I get...weird...when I get really drunk. Most people lose their inhibitions and get more loose and crazy. I become more prim and proper; my manners really start to shine through. For example, last night as I was leaving the final bar for the night, I picked up all of the empty bottles and glasses around me, brought them to the bar and thanked the bartender profusely for the water that he gave me to give to the friend who I had to check on this morning, That was after I had gotten so drunk that I puked on myself a bit.

Thank God I'm not really hungover, just somewhat dehydrated. I never really get hungover or blackout. It's nice that I'm always able to remember the night before, so that I can make amends or mercilessly mock those who can't remember.

I think I'll spend the rest of the day just drinking coffee and water while listening to "Sympathique" by Pink Martini over and over again until I can't stand the song anymore.

Saturday, July 3, 2010

Cheaters never prosper...

Dating your coworker is one of those things that you're never supposed to do. It's even stupider when that coworker has a significant other that (s)he is moving in with and who wants to marry him/her in the near future.

Yeah, it's just a stupid summer fling for the two people in my clerkship program that I know are involved with each other.
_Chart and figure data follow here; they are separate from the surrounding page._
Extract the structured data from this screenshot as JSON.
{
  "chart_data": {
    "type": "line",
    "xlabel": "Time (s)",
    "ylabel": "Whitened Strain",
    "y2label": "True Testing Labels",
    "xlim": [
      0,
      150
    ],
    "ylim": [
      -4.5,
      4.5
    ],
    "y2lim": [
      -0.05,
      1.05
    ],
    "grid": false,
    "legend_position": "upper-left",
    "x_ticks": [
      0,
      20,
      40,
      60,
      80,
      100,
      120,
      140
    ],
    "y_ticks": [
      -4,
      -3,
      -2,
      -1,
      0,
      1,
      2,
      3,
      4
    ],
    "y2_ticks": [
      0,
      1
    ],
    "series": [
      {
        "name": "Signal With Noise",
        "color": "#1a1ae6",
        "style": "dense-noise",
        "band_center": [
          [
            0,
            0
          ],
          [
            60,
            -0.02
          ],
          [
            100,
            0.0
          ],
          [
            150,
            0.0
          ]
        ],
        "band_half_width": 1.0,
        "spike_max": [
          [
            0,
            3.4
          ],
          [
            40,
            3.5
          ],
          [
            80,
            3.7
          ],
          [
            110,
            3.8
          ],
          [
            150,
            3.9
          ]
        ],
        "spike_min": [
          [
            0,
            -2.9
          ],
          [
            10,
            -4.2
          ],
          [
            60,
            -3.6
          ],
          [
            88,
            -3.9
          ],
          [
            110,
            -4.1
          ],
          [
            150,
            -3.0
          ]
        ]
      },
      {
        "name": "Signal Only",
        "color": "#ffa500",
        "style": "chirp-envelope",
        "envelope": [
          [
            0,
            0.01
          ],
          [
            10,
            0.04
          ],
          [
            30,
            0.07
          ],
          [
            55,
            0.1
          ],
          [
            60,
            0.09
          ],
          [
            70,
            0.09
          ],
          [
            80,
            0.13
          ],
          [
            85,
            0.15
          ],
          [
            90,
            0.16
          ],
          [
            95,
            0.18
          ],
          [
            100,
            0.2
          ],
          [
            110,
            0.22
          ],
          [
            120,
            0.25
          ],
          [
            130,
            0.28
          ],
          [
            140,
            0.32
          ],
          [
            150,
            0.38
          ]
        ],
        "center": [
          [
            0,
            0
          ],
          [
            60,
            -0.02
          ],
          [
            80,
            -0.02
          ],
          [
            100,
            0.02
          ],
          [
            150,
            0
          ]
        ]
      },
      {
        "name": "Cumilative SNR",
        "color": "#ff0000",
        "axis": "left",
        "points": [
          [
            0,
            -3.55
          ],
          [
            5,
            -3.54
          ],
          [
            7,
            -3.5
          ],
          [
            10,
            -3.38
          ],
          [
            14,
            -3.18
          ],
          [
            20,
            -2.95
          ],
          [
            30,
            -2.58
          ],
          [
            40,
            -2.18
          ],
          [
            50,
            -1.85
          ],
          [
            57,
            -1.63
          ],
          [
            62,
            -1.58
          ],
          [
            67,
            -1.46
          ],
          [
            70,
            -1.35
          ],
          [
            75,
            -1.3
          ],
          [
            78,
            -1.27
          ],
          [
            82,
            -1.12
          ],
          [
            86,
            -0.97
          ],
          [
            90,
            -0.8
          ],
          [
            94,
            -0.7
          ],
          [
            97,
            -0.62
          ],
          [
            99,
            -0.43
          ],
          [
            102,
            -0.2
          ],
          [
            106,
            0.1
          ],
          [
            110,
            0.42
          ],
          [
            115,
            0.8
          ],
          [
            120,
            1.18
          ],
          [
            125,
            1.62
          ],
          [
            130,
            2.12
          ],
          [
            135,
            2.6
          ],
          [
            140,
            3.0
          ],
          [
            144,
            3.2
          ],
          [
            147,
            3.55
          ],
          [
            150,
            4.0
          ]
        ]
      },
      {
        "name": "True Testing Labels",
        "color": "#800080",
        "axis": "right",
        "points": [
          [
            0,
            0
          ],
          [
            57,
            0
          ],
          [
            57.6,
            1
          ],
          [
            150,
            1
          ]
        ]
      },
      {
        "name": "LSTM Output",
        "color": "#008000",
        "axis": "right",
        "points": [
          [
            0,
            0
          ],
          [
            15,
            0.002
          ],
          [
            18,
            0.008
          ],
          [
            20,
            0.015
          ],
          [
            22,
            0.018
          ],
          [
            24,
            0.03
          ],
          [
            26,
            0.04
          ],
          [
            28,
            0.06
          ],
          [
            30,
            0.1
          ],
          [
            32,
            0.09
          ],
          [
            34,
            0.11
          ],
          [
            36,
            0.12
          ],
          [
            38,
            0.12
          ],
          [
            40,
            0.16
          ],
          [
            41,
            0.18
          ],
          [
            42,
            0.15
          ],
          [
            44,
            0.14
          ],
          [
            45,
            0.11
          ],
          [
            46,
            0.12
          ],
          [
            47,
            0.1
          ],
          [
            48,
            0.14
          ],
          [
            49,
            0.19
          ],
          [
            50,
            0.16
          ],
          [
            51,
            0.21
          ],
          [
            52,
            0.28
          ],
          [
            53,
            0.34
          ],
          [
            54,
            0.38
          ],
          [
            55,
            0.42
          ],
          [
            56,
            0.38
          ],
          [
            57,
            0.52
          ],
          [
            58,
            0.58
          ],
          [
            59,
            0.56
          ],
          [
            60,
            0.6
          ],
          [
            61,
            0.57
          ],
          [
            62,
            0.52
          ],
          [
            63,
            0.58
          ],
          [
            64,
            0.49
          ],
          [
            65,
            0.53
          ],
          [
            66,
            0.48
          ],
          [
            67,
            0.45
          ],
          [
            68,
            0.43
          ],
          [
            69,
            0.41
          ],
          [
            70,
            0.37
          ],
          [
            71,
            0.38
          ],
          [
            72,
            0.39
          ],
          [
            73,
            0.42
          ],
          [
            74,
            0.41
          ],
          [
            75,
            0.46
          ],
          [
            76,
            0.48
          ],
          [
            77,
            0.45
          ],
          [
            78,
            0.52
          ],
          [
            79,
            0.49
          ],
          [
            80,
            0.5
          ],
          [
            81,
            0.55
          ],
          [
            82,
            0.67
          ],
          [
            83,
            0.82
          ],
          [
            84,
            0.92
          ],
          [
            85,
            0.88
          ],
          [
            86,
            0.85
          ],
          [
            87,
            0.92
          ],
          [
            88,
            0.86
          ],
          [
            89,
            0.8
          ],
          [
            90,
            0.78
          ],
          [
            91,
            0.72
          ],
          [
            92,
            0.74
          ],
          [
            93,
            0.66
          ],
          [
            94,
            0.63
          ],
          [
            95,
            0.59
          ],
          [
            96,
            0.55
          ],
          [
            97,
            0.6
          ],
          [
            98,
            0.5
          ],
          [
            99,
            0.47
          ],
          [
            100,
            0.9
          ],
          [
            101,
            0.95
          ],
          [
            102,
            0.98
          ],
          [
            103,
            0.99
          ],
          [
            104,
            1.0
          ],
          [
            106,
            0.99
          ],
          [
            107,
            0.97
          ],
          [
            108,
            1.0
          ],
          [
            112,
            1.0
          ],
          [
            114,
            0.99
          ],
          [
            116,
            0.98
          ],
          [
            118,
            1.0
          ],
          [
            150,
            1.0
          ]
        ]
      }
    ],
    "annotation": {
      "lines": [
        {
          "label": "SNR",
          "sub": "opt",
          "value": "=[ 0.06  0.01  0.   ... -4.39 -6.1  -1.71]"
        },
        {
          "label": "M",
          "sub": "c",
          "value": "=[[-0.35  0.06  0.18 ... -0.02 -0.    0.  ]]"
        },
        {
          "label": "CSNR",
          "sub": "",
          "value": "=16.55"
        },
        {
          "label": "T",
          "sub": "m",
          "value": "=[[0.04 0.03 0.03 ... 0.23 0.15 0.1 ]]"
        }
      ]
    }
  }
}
However, the woman's boyfriend was here only 2 weeks ago. He moved all of her stuff into his apartment this week while she was out here galavanting about with her new flame. Being pretty only lets you get away with some stuff, not with murder. Looks like she's going to have to find a new place once she gets back to the East Coast, or her boyfriend's more desperate than he seems. I just hope for his sake that he doesn't get a nice collection of STDs as a constant reminder of his future ex-girlfriend.

Not like the woman is the only guilty party. If someone has a significant other, that person should automatically be off-limits. I don't care how on the rocks or how open that relationship is, people who are trying to get some on the side shouldn't be touched with a ten-foot pole. Not only are you guilty of harming an innocent person, but if the person you're messing around with is willing to hop into bed with you, who knows how many other people are hopping into bed with that person as well.

Cheating is a bad idea, especially with a coworker because there's no way something like that can remain a secret indefinitely when there are people watching your interactions with one another on a daily basis.

Friday, July 2, 2010

Broken-hearted

One of the problems with trials is that there's always people involved outside of the courtroom. The murder trial that I've been blogging about is no different. Today I spoke with the father of the defendant. Once I found out who the father was (he has been waiting outside the courtroom on a daily basis, but sat inside to hear the closing arguments today), I felt compelled to compliment him on his son's manners, as something like that comes directly from how someone is raised. The old man couldn't help but get choked up and kept saying how he tried to raise his son right. Made me almost cry because you could tell that it broke his heart to see his son getting mixed up with some unsavory characters and eventually end up charged with first-degree murder (which is essentially a planned murder done in cold blood, as opposed to the heat of the moment, which I find impossible given the circumstances). The jury will begin deliberations first thing Monday morning. Knowing what little I know about the case and the defendant, if he is convicted, I doubt the judge will put him on death row. I am of the opinion that some people should go on death row (serial killers, etc.) if only to keep them from spreading their ethos to other people in the prison system and continuing their cycle of harm.

Once the conviction comes in, I will likely expand upon Kyle's testimony because at that point there'll nothing worth protecting (either he will get convicted and it'll come out somehow aside from me, or he won't be in prison).